Eroad report shows industry wants to reduce emissions


Transportation technology services company Eroad, has released its inaugural sustainability sentiment survey, Road to Sustainability, designed to identify how prepared businesses are for shifts in compliance towards sustainability.

Eroad report shows industry wants to reduce emissions
EROADS

Eroad, a telematics company that offers fleet management software and products designed to improve driver safety, manage vehicle fleets and reduce costs associated with driving, gathered data and insights from 1,134 key business decision makers across Australia and New Zealand to facilitate the report.

Eroad releases Road to Sustainability report Report key findings include:

● Over 37 per cent of light fleets and 21 per cent of all heavy fleets expected to be fully electric or alternatively powered by 2025 across Australia and New Zealand

● 11 per cent of Public companies indicated they will invest in transitioning fleets to alternate power sources, which is almost double that of Private Companies at 6 per cent

● Across Australia and New Zealand regulatory standards / reporting requirements and government funding / grants are in the top 3 motivators to increase environmental sustainability efforts with 30% of businesses motivated by these actions

● In Australia 60 per cent of all large and very large asset fleet owners (1000+ assets) stated they would pay more for carbon neutral assets, compared to just 21 per cent of all large and very large fleet owners in New Zealand

● Only 6.3 per cent of businesses see a positive impact on return on investment in sustainability across Australia and New Zealand

While there is still a long way to go within the industry, with 42 per cent of all businesses not currently reporting on any sustainability goals there are shifts towards a more sustainable future.

The biggest shift highlighted in the form of electric vehicles, with over 37 per cent of light fleets and 21 per cent of all heavy fleets expected to be fully electric or alternatively powered by 2025 across Australia and New Zealand.

"The Road to Sustainability report has given Eroad the opportunity to see where we can help our clients adapt to new government regulations and also help drive further change within the industry." says Tony Warwood, executive GM of Eroad says. 

"The report highlights a growing need to acknowledge and work towards sustainable measurables within the broader transport industry. The report also reveals the obstacles that are in the way, such as regulations and financial backing. This report needs to be used as a launchpad to bring sustainability towards the front end of the conversation when discussing transport carbon footprint emissions and everything associated with it.

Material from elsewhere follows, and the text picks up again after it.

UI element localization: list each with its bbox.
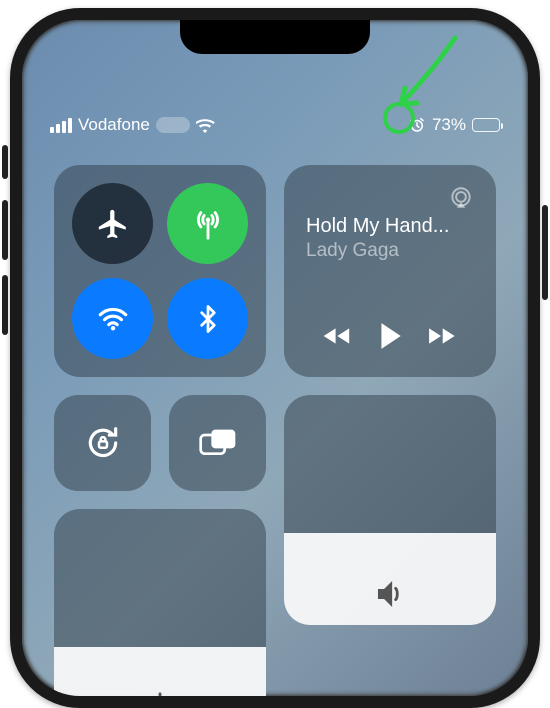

"Our goal at Eroad is to create safer, more sustainable roads and we are committed to sustainable business practices. We recognise the role our business plays in providing positive outcomes for the communities we operate in and the environment we share," Warwood says.

The Australian and New Zealand markets are very similar and across both countries regulatory standards / reporting requirements and government funding / grants are the top three motivators to increase environmental sustainability efforts with 30 per cent of all businesses being motivated by regulatory changes, government funding or punitive action.

But despite New Zealand’s more robust climate change regulations, Australia is leading the way in a few key areas including the greening of assets. Thirty-two percent of all assets / mobile plant and equipment in Australia are currently alternatively powered compared to only 19 per cent of all fleets that could be considered ‘green’ assets in New Zealand.

As well as in Australia, 60 per cent of all large and very large asset fleet owners (1000+ assets) stated they would pay more for carbon neutral assets, compared to just 21 per cent of all large and very large fleet owners in New Zealand. Another division in sustainability efforts is between public and private companies in both Australia and New Zealand.

The percentage of public companies (11 per cent) indicated they will invest in transitioning fleets to alternate power sources, which is almost double that of private companies (6 per cent).

As with most businesses the bottom line of return on investment is key in making decisions for the future and while there are many factors holding back the industry, one major factor is the lack of return on investment in sustainability initiatives.

Across Australia and New Zealand only 6.3 per cent of businesses see a positive impact on return on investment in sustainability. The insights prepared within the Road to Sustainability report is one component Eroad is using in order to create safer and more sustainable roads.